O Sr. Carlos Brito (PCP): - Sr. Presidente, é também para um pedido de esclarecimento, que vem, aliás, na sequência dos que já foram adiantados pelos meus companheiros de bancada mas que provavelmente ainda comportará alguma novidade.
A pergunta crucial que faço ao Sr. Deputado e se acredita que as medidas que sugeriu -algumas delas são razoáveis, embora parciais - poderão encontrar algum eco nos meios governamentais. Isto porque a seca vai no segundo ano, com uma gravidade evidente, e não se viu a tomada de qualquer medida até agora por parte do Governo. É capaz de nos apontar medidas eficazes adequadas, tomadas até agora pelo Governo? É que, por isso, não é demagogia dizer-se que a pior seca é o Governo!
O Governo não é, evidentemente, culpado da seca, mas é altamente responsável pela situação que a seca está a criar à população, ao povo português, situações verdadeiramente dramáticas, algumas das quais o Sr. Deputado focou e às quais não refiro porque não tenho tempo.
Neste fim-de-semana a APU organizou no Algarve um colóquio sobre os recursos hídricos e tivemos ocasião de fazer um levantamento do que tem sido a acção deste governo. Ela é completamente negativa.
O Sr. Ministro Ângelo Correia foi inaugurar a primeira pedra da barragem de Beliche! As populações de lá disseram que já em 1966 tinha ido um ministro inaugurar a primeira pedra para a barragem de Odeite, mas que nunca mais foi posta a segunda pedra. É isso que provavelmente vai acontecer agora com a primeira pedra do ministro Ângelo Correia! Mas que medidas foram .tomadas pelo Governo?
O Sr. Deputado - falou que o turismo no Algarve teria sido prejudicado pela seca. Bem, foi prejudicado acima de tudo pela declaração leviana do Sr. Primeiro-Ministro ao falar de uma situação de pré-catástrofe. Apareceram turistas até do Norte do País, sem falar dos estrangeiros, carregados de bidons de água, como se não houvesse nenhuma água no Algarve! Na altura a situação ainda não era essa! Isto foi citado nesse colóquio por um senhor que se declarou ser da AD.
Por isso volto à minha pergunta: acredita o Sr. Deputado que aquilo que aqui trouxe encontra algum eco nos meios governamentais ou é mera demagogia para a Assembleia ouvir, para o povo ouvir, porque o Sr. Deputado já sabe à partida que não vai ter nenhumas consequências na acção governativa?

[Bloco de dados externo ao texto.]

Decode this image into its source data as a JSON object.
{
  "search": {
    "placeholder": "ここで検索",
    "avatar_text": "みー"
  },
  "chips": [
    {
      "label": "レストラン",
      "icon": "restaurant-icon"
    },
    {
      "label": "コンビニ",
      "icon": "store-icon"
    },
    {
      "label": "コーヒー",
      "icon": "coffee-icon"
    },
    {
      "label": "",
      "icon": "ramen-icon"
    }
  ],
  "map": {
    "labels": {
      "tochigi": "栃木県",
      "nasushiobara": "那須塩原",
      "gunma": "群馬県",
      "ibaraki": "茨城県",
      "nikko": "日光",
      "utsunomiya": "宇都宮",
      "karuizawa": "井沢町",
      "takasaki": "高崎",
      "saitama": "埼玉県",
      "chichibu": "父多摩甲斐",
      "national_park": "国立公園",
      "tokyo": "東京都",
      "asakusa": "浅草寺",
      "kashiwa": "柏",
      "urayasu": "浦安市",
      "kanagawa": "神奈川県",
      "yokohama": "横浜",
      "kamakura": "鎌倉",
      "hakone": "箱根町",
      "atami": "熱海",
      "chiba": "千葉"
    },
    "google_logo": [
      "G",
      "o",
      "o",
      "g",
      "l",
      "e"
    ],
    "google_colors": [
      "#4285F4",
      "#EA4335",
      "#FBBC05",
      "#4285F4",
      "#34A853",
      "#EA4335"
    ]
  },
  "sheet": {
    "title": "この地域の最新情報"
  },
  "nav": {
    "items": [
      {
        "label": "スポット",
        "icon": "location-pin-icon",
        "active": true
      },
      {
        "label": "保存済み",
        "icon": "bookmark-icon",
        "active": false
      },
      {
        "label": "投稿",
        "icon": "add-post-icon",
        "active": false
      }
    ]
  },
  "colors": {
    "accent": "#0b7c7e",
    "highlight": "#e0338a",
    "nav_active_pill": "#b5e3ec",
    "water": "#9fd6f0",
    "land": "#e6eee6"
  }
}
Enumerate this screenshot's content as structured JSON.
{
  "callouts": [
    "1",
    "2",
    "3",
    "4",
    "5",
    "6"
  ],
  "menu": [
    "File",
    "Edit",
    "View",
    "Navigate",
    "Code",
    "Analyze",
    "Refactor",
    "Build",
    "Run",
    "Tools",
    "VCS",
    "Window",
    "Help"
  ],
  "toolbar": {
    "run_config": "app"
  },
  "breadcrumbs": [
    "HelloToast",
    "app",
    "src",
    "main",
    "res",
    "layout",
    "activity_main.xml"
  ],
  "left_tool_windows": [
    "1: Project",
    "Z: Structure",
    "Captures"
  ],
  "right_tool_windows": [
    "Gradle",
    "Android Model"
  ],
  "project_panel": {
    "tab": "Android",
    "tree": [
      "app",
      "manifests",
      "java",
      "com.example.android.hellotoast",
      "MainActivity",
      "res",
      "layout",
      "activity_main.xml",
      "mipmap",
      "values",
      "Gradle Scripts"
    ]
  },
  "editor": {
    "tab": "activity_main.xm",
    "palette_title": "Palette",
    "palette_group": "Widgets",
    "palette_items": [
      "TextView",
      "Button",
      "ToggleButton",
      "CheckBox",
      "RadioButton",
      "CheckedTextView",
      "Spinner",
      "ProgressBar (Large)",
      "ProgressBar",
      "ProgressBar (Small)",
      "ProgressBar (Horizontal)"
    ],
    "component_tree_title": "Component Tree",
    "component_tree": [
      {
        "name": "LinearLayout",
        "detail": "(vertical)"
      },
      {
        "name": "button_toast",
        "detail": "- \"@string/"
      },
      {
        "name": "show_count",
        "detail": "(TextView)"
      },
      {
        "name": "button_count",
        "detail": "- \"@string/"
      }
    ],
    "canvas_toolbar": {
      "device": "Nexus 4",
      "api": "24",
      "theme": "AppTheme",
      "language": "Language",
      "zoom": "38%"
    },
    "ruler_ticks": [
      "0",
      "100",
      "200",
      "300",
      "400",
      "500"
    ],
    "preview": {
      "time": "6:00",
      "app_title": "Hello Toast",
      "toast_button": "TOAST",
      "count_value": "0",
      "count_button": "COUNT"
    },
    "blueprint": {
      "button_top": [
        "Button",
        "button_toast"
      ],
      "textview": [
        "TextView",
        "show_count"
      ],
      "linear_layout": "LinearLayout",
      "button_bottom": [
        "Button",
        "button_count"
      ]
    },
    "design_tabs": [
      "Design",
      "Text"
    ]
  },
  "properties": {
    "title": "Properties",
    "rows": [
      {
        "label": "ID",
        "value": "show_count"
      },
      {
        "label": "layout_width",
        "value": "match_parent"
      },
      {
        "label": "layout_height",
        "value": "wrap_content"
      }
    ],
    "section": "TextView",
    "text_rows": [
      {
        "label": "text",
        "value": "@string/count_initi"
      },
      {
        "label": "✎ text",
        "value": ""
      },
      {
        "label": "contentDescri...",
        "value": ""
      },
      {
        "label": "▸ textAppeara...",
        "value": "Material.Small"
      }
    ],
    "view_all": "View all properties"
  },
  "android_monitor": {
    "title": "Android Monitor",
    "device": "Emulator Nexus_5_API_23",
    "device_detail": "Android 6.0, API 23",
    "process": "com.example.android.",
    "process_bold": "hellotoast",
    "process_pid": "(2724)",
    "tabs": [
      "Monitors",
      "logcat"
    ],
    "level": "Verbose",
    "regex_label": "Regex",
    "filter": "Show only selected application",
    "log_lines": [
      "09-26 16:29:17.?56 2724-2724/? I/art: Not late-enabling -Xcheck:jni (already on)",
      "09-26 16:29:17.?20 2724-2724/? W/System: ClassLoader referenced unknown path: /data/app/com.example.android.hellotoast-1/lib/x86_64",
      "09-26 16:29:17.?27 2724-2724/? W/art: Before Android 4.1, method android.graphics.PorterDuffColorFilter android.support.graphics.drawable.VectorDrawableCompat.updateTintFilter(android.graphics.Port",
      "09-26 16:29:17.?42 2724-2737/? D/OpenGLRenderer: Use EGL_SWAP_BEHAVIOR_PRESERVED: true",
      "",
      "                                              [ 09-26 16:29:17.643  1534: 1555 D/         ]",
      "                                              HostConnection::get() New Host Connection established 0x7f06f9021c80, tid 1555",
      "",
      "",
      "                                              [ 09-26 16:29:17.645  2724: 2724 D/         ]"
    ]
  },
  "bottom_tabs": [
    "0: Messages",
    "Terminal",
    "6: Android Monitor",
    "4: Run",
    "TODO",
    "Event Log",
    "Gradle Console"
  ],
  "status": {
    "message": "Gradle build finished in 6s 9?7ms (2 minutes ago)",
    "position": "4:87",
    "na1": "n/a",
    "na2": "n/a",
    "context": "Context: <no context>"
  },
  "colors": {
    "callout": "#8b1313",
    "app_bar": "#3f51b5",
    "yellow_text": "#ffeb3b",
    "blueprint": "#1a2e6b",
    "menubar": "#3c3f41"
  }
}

Vozes do PCP: - Muito bem!

O Sr. Presidente: - Tem a palavra o Sr. Deputado António Campos.

O Sr. António Campos (PS): - O Sr. Deputado Casqueiro caiu aqui, nesta Assembleia, de asinhas brancas procurando confundir as questões. Por mim, faço sinceros votos para que o Sr. Deputado se passe a preocupar, de facto, com a vida dos agricultores!
Quero chamar-lhe a atenção para o facto de em 1980 não ter havido seca e de o grande empobrecimento dos agricultores se ter feito em 1980, graças à política da AD para com os agricultores.
O Sr. Deputado sabe perfeitamente que os agricultores perderam cerca de 11 % do seu nível de vida num ano normal, sem seca. E quero referir que o Sr. Deputado foi um dos principais obreiros desse empobrecimento!
Como é que o Sr. Deputado vem agora cair aqui de asinhas brancas, atirando as grandes preocupações do Sr. Deputado para a seca?
É claro que a AD não tem política para o sector, é claro que a AD tem sacrificado totalmente os agricultores à sua política económica e o Sr. Deputado, ou algum deputado da bancada da AD, não pode vir aqui falar na defesa dos interesses dos agricultores porque nunca o seu nível de vida foi tão prejudicado como tem sido desde que a AD está no Governo.
O Sr. Deputado está ou não de acordo quando digo que o ano de 1980 foi o grande ano de começo do empobrecimento dos agricultores?
Não conheço nenhuma medida de ajuda do Governo aos agricultores a não ser a que o Sr. Deputado Joaquim Miranda há pouco referiu, que é pegar nos trabalhadores de graça, pagos pelo erário público, e colocá-los ao serviço dos grandes senhores do Alentejo.
Perguntava-lhe, pois, se conhece alguma medida, desde que a AD está no Governo, que tivesse ajudado os agricultores.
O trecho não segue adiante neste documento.